It's pretty much what Tolkien tried to do in LOTR. From his own discussion in his nonfiction *HIS* real-world war experience was that his own army had halflings, orcs, and all sorts of people good and bad. And he wanted a "clean" fight, one where all the good guys are on THIS side, all the bad guys are on THAT side, and there is no ambiguity whatsoever which side is which.But aside from personal history of contact with this crusade, I think "redirecting our natural racism towards fictional beings" is a weird idea. And Rich isn't saying playing a hack and slash makes you a horrible murdering psychopath. He would like it if you admit your murder hobo might not qualify for paladinhood, though.
There IS a place in fantasy for that.
Although from what is chronicled here, perhaps D&D rulebook are tilted too much that way.
In this scene from a game I play -- Return of the king stage 9: Courtyard -- The enemy has broken into the city and is busy killing as many helpless civilians as they can right in front of me. It's my job to save as many as I can before falling back to the next defended position.

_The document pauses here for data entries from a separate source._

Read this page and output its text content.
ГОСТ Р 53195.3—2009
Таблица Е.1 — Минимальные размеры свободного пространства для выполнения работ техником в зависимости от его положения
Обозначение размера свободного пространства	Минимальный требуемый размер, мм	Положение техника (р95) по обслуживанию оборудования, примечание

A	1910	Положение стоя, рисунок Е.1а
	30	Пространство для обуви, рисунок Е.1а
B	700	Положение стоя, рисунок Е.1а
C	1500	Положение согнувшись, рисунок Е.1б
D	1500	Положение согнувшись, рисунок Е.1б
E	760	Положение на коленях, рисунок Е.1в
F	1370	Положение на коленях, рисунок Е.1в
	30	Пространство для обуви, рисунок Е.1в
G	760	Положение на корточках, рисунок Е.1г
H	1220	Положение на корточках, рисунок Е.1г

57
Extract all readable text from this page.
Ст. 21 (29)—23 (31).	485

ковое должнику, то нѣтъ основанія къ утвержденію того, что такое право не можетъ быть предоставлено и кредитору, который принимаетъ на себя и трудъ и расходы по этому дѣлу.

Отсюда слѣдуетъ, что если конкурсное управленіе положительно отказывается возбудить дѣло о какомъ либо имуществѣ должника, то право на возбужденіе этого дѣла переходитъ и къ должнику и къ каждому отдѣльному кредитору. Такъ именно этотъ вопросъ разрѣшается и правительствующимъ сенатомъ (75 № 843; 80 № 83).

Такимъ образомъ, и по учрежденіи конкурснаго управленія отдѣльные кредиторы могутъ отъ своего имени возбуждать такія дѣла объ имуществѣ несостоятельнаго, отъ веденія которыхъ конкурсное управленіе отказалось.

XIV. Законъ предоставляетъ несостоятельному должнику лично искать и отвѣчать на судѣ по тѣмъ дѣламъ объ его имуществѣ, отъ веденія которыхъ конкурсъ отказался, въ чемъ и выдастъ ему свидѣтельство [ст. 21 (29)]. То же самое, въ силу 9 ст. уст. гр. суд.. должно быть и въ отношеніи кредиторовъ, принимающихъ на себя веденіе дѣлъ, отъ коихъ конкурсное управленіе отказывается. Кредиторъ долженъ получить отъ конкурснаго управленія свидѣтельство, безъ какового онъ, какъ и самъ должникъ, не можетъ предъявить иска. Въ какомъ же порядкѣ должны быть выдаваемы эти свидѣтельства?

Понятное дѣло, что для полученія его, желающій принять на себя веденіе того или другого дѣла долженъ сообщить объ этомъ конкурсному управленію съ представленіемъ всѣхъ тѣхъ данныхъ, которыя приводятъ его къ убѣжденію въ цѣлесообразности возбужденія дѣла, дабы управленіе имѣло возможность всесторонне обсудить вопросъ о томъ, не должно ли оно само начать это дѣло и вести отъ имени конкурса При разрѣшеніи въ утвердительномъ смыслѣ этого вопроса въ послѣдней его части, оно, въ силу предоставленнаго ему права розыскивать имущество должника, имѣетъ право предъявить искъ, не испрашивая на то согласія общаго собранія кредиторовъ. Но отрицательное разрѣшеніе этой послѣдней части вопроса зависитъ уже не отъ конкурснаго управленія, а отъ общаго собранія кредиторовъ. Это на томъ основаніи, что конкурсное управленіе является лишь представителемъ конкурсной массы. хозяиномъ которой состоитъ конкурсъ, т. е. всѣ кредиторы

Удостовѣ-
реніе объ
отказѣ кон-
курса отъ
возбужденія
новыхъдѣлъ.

It's not that I have anything against orcs or trolls in particular -- if I passed 'em in a field having tea I wouldn't particularly care. But orcs and trolls murdering innocents right in front of me -- that I take *strong* exception to. Not because I have anything against orcs and trolls as such. Because I don't like armed bullies murdering people. And if there were human enemies -- or elvish enemies, for that matter -- on the field doing the same, I'd slot them the same way.